- The 2017/18 AASE League involves 14 teams with players aged 16-18
- Each side is linked to a professional academy
- View all the fixtures and results here
Double European champions Saracens are a club whose success is built on their homegrown stars and the ability to develop talent – but where do these young players come from?
Well, the answer, or at least part of the answer, is from the St Albans-based Oaklands College who compete in the AASE League.
We caught up with the further education college’s head of rugby Chris Waring to find out how the next generation of rugby stars are being developed.
The AASE League is a competition for players aged 16-18 and contested between 14 colleges across the country, all of which are linked with professional academies.
Some of the biggest talents in English professional rugby honed their skills in the competition and Oaklands College has been at the forefront for the past nine years.
“The likes of Nathan Earle, Nick Tompkins, Jackson Wray – they all came through Oaklands,” said Waring.
“We’ve got a steady stream of players who are now playing in the top flight – Hayden Thompson-Stringer is a prop at Sarries, George Perkins has just moved to Bristol, Jack Singleton is at Worcester and Nick Auterac is at Bath.
“We give an opportunity to the players who aren’t on the radar with schools or representative rugby prior to the age of 16.
“We have players coming through our door at the start of their time here and you see something different in them, they haven’t quite been found yet, you nurture that and you end up with a pretty strong player.”
Itoje, Kruis, Isiekwe, Kpoku?
You heard the name here first – Joel Kpoku.
Saracens seem to have a knack of fielding stellar second-rows and in the Oaklands College-produced Joel Kpoku, they have another star in the making.
After a string of dominant performances in the AASE League last term Kpoku was signed to a senior academy deal at the north-London club and also featured in the Anglo-Welsh Cup last year.
Waring added: “Joel’s in his first year in the senior academy at Sarries and his brother Jonathan’s on our programme as well – they’re twins.

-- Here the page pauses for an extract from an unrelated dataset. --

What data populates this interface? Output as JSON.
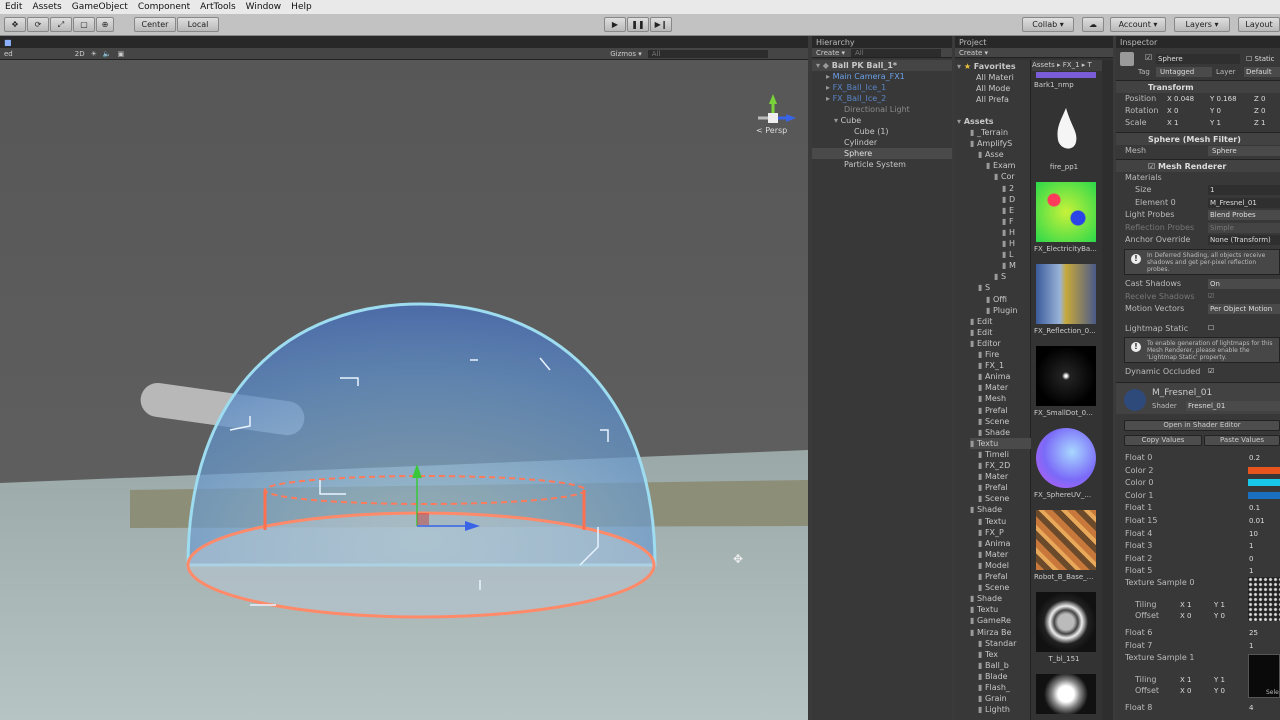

“Jonathan had a difficult time with some health problems so he’s stayed back a year but he’s looking promising and could follow Joel into Sarries as well.
“They’re two giant second-rows but they’re not identical, you wouldn’t think they’re twins. They’re both enormous human beings and they’re very, very good rugby players.
“You don’t really get 18-year-old lads that sort of size or that sort of shape that come through often, 18 stone, 6’7’’ – they’ve got bright futures.”
Aiming for the top
Waring has been involved at Oaklands for over a decade, first as an assistant coach and in the last two years as head of rugby – he’s witnessed plenty of change in his time.
Last season the College were rated as favourites to go all the way in the AASE League after an impressive group stage, but lost out to Gosforth Academy who went on to be defeated by Exeter College in the final.
This season Waring’s side have won five out of six games, including gaining revenge on Gosforth with an 18-17 triumph earlier this week, and the man at the helm is targeting a first crown.
“When we started I think we had one rugby pitch, a gym with a couple of dusty old machines in it and a couple of barbells,” explained Waring.
“Three or four years ago we had a new build, an eight-court sports hall, a performance gym and some artificial pitches, it’s really helped develop us.
“You don’t really know year to year what kind of quality you’re going to get but we’ve got some depth this year and some great players.
“As a programme we’re more focused on developing the lads as rugby players rather than silverware but it’s a bonus to be able to get to finals and compete.
“We haven’t won a final before, we’ve got to a few but been beaten by Hartpury College.
“Losing to Gosforth last year was gutting so I think a final would be nice! To do one better than last year would be a real success.”